2. Alignement de la rétribution des services militaires
sur les normes civiles.

L’acceptation d’un statut professionnel largement dérogatoire au
droit commun implique que la durée exceptionnelle du travail et
des astreintes, la pénibilité et les risques encourus, la
mobilité et la disponibilité soient rétribués
au prix qui serait légalement exigé par des agents civils.

A ce titre, le temps de travail d’une semaine de service continu en
campagne ou à la mer doit être décompté pour
168 heures de travail ou d’astreinte (disponibilité
immédiate).

Ce simplisme paraît de prime abord excessif et irréaliste ;
mais il faut bien admettre qu’une nation ayant quasi unanimement
approuvé la suppression du service national jugé trop
contraignant pour ses enfants ne saurait logiquement tolérer un
traitement discriminatoire de ses militaires professionnels.
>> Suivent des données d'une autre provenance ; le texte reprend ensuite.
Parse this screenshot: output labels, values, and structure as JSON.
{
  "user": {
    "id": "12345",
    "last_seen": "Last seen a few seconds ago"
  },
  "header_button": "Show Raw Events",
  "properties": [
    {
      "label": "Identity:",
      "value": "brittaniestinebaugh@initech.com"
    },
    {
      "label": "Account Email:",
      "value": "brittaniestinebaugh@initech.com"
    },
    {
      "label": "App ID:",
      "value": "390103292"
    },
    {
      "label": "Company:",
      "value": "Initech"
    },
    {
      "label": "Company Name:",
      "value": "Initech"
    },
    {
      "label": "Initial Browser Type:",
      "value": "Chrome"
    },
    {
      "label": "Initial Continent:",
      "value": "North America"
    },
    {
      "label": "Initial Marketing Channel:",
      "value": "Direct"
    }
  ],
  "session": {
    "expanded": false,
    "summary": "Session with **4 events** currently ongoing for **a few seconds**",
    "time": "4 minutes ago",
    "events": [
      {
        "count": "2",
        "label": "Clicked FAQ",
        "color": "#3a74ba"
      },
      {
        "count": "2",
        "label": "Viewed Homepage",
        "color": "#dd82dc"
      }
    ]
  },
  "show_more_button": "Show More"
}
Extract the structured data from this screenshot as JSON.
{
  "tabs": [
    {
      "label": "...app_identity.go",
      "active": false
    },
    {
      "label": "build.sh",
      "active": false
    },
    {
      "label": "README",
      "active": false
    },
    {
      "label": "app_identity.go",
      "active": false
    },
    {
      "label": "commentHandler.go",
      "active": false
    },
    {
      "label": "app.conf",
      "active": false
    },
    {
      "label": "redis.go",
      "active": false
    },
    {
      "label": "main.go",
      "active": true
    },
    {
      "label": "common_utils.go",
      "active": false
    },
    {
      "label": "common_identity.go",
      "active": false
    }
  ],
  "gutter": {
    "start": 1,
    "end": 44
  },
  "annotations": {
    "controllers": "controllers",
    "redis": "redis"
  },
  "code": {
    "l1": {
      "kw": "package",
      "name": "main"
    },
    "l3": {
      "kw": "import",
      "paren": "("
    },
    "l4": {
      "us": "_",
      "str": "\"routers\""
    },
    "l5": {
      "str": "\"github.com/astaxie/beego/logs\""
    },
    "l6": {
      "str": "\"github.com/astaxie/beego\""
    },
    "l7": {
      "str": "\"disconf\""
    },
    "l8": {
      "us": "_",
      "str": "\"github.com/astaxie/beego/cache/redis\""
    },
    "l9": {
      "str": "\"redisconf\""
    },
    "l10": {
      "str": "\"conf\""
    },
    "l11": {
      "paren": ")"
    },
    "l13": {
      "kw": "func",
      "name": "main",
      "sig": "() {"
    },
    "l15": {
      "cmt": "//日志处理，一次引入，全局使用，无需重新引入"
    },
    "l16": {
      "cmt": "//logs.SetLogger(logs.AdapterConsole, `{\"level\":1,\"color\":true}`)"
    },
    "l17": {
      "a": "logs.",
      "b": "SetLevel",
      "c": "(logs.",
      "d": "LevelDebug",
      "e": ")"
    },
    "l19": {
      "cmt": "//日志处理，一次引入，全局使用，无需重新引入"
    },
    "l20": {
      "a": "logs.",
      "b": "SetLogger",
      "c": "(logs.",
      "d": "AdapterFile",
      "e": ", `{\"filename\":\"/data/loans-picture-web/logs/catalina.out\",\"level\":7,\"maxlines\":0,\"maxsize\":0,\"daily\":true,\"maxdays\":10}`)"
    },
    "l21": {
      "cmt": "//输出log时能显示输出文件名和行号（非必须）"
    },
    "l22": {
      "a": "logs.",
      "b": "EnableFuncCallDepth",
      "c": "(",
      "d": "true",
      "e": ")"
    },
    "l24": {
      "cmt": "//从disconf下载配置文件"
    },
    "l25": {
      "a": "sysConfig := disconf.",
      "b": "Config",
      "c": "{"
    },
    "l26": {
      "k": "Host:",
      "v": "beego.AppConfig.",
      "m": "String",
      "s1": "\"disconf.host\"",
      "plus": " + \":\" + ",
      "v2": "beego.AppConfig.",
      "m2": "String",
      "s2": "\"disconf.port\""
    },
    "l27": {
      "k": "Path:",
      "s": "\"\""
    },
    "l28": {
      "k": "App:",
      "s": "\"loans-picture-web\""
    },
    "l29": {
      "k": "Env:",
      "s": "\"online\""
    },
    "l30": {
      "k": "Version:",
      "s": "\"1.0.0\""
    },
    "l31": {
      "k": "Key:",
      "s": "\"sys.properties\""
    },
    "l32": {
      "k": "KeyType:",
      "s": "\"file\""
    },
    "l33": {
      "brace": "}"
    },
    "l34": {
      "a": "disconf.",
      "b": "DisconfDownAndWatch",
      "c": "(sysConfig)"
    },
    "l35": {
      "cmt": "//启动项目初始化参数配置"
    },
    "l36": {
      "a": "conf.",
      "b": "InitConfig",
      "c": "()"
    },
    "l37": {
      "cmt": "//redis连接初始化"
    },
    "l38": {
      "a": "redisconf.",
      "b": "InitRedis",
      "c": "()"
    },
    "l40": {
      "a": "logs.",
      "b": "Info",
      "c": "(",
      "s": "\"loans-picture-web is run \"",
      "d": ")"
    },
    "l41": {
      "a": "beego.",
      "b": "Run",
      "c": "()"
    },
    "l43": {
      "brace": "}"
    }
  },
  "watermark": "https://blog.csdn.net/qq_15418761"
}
Certes cet
objectif n’est sans doute pas près d’être atteint ; mais il
est probable que peu ou pas de responsables politiques oseront
publiquement en contester le bien fondé, aussi longtemps au moins
que l’insécurité demeurera l’une des préoccupation
majeure dans l’opinion publique. Cela légitime la constance de la
revendication.

La rétribution des services militaires selon les normes civiles
peut évidemment s’effectuer de diverses manières :

en salaires, indemnités ou congés supplémentaires,
en majoration de durée de service pour la retraite ou le calcul
du pécule pour départ anticipé.

Tout doit être chiffré individuellement selon la
durée et la nature des services.

3. Déroulement de carrière et retraite.

Les conditions de déroulement de carrière doivent
être clairement définies pour chaque statut particulier.
Mais surtout les directives annuelles de gestion du personnel doivent
être diffusées sans aucune restriction.

Les classements proposés pour l’avancement doivent être
communiqués par chaque fusionneur à l’ensemble des
personnels concernés de leur ressort.

Il ne doit pas être fait mention du recrutement d’origine dans la
notation, l’avancement, les candidatures aux examens et concours et la
publication des annuaires. Cette disposition est déjà en
vigueur dans la quasi totalité des armées de l’UNION et
bien sûr dans la fonction publique de l’Etat.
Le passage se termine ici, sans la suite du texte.